起きている時であれば、絶対に言えない台詞だ。
「息子がさ……これ以上介護をすると、親父が死んじまうってさ。だから、お前を安楽死施設に行かせないか、提案してきた」
なんて馬鹿げた話だろう。
「俺は怒ってやったぞ。馬鹿を言うなって。だけどよ、息子だって本当に死んで欲しい訳じゃなかった。俺の為を思って言ってくれたんだ」
辛い日々。これからも続くと思うと、希望はない。
挫けそうになる心。
「家庭を持ってる立派な男に成長したのに、泣いてたんだぜ。おかしいよなぁ」
俺は寝ている妻に問い掛ける。
「なあ、死にたいか? 馬鹿な質問だよな。死にたくなんか、ないに決まってるよなぁ」
俺だって殺したい訳じゃない。
寝ていると思ったら、妻は起きていた。
何か喋っているけれど、聞こえない。
言葉にならない。
ただ、両目から涙を流す妻を見て、申し訳なさそうな顔をする妻を見て、俺の覚悟は決まった。
腹を括った。
親父とお袋が亡くなった。
お袋が死んで一カ月。
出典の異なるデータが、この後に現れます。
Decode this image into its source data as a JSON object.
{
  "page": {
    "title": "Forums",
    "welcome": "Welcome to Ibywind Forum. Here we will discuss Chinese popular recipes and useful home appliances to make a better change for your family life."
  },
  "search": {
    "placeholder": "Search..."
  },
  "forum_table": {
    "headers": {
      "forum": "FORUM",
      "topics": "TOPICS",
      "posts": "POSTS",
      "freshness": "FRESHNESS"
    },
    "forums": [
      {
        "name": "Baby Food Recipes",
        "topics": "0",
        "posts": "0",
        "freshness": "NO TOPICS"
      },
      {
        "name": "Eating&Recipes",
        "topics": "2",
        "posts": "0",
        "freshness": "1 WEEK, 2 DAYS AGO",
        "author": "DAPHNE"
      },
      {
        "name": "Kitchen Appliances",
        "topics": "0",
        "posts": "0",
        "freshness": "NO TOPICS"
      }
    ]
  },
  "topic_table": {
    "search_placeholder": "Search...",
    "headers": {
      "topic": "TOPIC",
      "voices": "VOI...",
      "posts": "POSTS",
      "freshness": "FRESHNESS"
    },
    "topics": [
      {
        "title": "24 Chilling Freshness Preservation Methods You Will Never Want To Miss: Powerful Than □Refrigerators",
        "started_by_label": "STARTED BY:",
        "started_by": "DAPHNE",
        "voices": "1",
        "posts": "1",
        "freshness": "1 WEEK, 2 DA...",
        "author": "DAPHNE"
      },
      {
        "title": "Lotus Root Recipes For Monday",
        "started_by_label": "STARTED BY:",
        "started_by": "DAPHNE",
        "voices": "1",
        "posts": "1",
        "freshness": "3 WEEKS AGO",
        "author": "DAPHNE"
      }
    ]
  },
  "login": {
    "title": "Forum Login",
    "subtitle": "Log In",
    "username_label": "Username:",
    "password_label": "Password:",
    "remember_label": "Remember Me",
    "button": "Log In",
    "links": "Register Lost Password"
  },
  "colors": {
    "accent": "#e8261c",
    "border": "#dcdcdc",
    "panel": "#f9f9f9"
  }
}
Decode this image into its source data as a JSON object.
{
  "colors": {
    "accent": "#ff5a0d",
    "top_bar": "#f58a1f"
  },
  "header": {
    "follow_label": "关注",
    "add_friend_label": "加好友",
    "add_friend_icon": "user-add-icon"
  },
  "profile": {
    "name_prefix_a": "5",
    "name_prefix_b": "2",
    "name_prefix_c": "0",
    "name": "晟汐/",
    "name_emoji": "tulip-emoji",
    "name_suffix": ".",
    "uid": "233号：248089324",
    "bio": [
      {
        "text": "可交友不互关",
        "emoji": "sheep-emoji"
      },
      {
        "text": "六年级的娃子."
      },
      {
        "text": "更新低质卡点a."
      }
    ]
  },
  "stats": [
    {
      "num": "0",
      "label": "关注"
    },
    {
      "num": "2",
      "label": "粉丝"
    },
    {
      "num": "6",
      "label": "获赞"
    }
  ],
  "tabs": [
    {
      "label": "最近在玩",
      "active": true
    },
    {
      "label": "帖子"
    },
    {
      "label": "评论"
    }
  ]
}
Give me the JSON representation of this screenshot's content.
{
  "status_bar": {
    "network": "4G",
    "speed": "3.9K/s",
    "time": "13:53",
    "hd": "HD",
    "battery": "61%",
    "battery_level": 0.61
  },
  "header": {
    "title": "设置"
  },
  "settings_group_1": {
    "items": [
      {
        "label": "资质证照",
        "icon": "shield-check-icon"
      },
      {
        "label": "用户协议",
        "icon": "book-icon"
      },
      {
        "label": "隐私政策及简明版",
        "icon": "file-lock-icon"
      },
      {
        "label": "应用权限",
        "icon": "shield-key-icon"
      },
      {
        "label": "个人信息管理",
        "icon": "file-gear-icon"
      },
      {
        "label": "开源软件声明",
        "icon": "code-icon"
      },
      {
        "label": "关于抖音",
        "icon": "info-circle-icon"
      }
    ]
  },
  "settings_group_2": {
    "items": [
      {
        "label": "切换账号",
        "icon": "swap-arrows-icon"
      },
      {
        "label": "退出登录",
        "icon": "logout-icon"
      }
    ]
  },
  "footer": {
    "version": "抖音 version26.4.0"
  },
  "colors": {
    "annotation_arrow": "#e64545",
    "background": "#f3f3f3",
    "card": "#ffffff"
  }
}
後を追うように亡くなった親父。
俺が勧めたのに、親父は最後まで、安楽死施設を利用しなかった。
お袋の介護は大変だった筈なのに。
俺なんて最初の数年間で嫌になって、何かと理由を付けて行かなくなったのに。
お袋が倒れてから二十年。親父は介護を続けた。
俺では到底、考えられない。
ここ最近の記憶は、親父が辛そうな顔をしていた事しか、思い出せない。
もっと行けば良かった。
助けてやれば良かった。
全て、親父に押し付けてしまったのだ。
最後は家の中で、ベッドの中で眠るように亡くなった親父。
お袋の葬式の日も毅然としていて、何かをやり遂げた男の顔だった。
「これから、親父の人生が始まるんだ。親父、楽しめよ」
「ああ、分かってる」
俺の言葉を聞いているのか、それとも、聞いていないのか。
上の空で返答する親父。
葬式が終わった後の、実家での会話。
こんな会話が、親父と最後に交える会話になるとは思わなかった。
親父は俺の甘い言葉に騙されず、逃げなかった。
元々は飲んだくれの親父で、会社だって出世を嫌い、平社員だった親父。
会社から離れて妻の介護に勤しんでいた親父は、近所の人だって疎遠となっていた。
歴史上には有名な奴らが居る。信長とか、一万円札の福沢諭吉とか。
きっと凄い事をしたんだろうけれど、親父よりも凄いとは思わない。
葬式の式場で、棺桶に入っている親父に、俺は届かないと分かっている上で、声を掛けた。
二十年間、ほとんど一人で頑張り、介護を続けた男に。
「親父が誰よりも凄い奴だって事、俺は知っている。親父、今までご苦労さん」
無表情な死体だったのに。
死後硬直で、今更死体が動く訳がないのに。
親父の顔が、微笑んだような気がした。